There are many reasons why tea sets hold such a special place in our hearts; maybe the tea set is a family heirloom, handed down from generation to generation. Maybe it’s the delicate nature of tea sets that make them so precious. Whatever your reason may be, there’s one thing that’s certain: tea sets sure are beautiful! Check out some of our favorite reader-submitted tea sets and accessories below, and share your photos too! We’d love to see your collections.
from: Carol Raggio: “A tea set, from my Grandmother. Royal Vienna from Bavaria.”
from: Anne Drexl: “Can anyone help with any info about this Japanese tea pot that I bought at a garage sale please”
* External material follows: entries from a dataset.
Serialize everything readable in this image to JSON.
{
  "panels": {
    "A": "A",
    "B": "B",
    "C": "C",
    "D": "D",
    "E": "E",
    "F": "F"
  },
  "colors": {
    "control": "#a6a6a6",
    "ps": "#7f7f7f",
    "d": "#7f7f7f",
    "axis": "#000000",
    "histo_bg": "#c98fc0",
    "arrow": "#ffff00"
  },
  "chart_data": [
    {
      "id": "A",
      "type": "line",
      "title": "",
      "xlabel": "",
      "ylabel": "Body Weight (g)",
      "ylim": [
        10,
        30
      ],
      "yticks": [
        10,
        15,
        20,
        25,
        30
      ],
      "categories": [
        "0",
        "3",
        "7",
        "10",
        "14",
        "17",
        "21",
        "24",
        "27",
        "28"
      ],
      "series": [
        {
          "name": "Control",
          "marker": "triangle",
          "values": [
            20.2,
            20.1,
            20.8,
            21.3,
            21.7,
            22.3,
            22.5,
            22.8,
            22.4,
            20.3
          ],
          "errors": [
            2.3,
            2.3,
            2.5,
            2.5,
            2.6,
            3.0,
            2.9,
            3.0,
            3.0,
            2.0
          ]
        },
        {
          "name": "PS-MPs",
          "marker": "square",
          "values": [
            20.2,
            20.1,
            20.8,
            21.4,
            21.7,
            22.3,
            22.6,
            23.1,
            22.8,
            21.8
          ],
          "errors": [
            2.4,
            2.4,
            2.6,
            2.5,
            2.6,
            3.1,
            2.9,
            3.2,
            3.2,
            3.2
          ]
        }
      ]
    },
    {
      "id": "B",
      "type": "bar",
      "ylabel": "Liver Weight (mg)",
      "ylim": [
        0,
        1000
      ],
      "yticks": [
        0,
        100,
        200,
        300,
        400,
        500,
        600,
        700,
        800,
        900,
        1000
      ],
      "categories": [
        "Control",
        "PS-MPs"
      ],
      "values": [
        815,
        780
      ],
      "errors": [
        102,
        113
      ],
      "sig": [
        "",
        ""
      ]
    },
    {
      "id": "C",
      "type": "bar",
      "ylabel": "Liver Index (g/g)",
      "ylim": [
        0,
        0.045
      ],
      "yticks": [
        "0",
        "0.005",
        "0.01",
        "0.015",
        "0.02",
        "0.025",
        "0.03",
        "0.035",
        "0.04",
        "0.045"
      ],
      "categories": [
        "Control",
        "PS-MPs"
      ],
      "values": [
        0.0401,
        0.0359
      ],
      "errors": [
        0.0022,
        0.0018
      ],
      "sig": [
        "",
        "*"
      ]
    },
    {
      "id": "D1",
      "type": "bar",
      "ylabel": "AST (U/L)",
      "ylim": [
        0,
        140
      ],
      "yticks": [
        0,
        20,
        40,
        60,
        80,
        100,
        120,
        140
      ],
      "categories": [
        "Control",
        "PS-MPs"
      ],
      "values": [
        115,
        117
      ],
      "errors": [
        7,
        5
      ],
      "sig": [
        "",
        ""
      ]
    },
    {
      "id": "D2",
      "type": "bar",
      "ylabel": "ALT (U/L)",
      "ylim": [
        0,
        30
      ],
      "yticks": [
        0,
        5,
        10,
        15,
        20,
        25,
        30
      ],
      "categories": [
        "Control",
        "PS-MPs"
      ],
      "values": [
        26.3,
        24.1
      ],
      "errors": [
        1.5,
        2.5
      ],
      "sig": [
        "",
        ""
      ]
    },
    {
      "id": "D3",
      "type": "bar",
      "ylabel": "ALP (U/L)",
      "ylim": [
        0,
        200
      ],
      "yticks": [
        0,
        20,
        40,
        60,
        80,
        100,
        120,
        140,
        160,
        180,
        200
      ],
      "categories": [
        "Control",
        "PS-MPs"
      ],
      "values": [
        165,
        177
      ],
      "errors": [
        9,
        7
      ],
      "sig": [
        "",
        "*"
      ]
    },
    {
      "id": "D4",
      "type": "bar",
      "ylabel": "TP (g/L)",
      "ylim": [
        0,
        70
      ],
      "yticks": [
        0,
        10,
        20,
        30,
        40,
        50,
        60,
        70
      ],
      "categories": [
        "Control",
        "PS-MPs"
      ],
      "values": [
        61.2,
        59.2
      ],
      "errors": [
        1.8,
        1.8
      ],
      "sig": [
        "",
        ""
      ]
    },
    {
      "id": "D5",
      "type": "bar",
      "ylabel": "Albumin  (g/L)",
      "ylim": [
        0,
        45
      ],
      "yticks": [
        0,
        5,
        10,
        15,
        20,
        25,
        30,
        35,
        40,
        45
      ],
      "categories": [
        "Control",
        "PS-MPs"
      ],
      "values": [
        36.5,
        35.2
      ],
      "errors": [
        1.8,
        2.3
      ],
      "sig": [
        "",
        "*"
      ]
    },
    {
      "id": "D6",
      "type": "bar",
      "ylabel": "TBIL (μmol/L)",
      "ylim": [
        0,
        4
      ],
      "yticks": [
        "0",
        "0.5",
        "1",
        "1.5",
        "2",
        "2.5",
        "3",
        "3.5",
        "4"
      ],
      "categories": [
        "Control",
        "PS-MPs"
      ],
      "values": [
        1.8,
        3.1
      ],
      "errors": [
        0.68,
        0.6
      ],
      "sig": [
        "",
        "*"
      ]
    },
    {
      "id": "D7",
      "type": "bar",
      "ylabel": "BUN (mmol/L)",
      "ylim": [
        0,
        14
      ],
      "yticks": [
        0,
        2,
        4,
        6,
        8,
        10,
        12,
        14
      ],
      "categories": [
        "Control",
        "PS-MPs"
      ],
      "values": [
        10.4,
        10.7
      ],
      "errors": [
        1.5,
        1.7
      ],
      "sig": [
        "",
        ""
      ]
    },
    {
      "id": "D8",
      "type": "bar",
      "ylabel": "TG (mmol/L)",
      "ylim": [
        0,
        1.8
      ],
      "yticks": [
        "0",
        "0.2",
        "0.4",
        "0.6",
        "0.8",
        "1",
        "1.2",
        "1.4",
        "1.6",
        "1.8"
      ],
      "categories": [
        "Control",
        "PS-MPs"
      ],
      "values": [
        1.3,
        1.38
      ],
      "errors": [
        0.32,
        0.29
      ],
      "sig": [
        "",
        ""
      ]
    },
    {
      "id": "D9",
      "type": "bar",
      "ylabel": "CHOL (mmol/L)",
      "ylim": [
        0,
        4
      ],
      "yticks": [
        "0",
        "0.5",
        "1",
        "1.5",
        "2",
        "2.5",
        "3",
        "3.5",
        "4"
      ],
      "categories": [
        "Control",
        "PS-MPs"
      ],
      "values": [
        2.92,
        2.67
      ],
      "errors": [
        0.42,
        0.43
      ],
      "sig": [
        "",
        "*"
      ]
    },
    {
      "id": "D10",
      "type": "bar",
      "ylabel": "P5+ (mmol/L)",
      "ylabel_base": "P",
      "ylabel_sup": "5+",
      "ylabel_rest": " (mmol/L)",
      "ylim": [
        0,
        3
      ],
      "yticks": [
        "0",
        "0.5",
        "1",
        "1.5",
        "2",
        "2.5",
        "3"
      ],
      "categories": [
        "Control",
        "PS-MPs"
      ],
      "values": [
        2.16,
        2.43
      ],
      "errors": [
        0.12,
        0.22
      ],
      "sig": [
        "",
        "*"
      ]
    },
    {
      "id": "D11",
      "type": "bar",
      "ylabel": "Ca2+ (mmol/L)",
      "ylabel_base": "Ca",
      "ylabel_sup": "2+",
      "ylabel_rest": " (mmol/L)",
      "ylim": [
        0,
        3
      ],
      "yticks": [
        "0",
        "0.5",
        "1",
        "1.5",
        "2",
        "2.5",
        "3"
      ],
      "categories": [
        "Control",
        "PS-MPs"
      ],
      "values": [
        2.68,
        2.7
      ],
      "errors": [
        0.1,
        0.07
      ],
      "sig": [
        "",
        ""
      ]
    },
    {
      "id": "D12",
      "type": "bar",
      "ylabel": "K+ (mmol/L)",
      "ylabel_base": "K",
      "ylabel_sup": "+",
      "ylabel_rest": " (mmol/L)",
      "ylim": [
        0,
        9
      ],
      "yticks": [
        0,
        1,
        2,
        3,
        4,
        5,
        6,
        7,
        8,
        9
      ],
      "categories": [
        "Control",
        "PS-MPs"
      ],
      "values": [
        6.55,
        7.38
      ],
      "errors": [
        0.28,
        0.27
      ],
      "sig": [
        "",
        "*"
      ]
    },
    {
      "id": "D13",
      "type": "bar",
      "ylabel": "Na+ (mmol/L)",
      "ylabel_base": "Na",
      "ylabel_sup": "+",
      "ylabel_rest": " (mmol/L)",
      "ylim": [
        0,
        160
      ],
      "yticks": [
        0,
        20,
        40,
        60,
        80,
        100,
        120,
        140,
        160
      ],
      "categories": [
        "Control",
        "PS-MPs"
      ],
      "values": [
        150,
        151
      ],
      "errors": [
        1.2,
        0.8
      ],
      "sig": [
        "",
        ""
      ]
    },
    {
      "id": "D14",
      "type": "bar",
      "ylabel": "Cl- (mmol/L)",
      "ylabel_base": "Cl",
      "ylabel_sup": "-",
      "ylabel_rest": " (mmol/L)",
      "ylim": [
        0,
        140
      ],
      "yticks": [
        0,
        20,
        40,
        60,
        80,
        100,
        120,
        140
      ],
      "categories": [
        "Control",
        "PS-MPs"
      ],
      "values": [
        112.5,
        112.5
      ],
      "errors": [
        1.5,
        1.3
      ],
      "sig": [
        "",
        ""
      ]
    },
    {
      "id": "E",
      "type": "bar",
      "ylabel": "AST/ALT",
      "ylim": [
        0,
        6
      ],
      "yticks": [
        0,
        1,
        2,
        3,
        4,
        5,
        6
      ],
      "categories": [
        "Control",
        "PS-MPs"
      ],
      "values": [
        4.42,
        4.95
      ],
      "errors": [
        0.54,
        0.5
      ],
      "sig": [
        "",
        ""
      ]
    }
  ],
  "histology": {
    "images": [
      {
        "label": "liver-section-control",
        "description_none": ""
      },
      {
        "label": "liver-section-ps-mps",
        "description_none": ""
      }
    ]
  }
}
from: Pascale Hardy: “My childhood china tea set with traditional pattern of Brittany, France! They don’t make tea set like that anymore!”
from: Sarah Ashley: “You all are great! Can anyone provide info on this tea kettle? Appears to be peacock or ostrich. Enamelware. Marked on bottom. Thanks!”
from: Cecile Erlendson: “My mother-in-law inherited this tea set including bread and butter plates from her mother who received it as wedding gift many years ago. There are no markings on it.”
from: Terry Carney: “Anyone know anything about my handpainted tea set?”
from: Cheryl Gross-Whitaker: “My great grandmothers wedding dishes. 12 piece set with everything from tea cups to serving dishes. Somewhere around 1914”
from: Kay Sanders: “In the 50yrs that I have been collecting antiques..I have always desired a tea caddy. Last week I left a very modest bid on this one..and I won it with a lower bid than I left. While it’s not the most fancy and has some dings..IT IS MINE!”
from: Jennifer Hoban: “I’m stunned! The teapot is circa 1800-1810, most likely Coalport. The tea bowls and saucers are circa 1830 Enoch Wood & Sons, pearlware glaze. I got all 3 for a grand total of $45.05! The only thing “wrong” with the pot is the broken spout, but someone did take the time decades ago to have a custom metal German replacement made. I’m just floored that I got these for so little money!”
from: Suzanne Berry Hendricks Jepson: “This porcelain teapot has a matching sugar and creamer, but no markings or identification. The set belonged to my Nana, passed down to me from my Mom who is 94 yrs young. Any idea of maker or value, other than priceless to me?”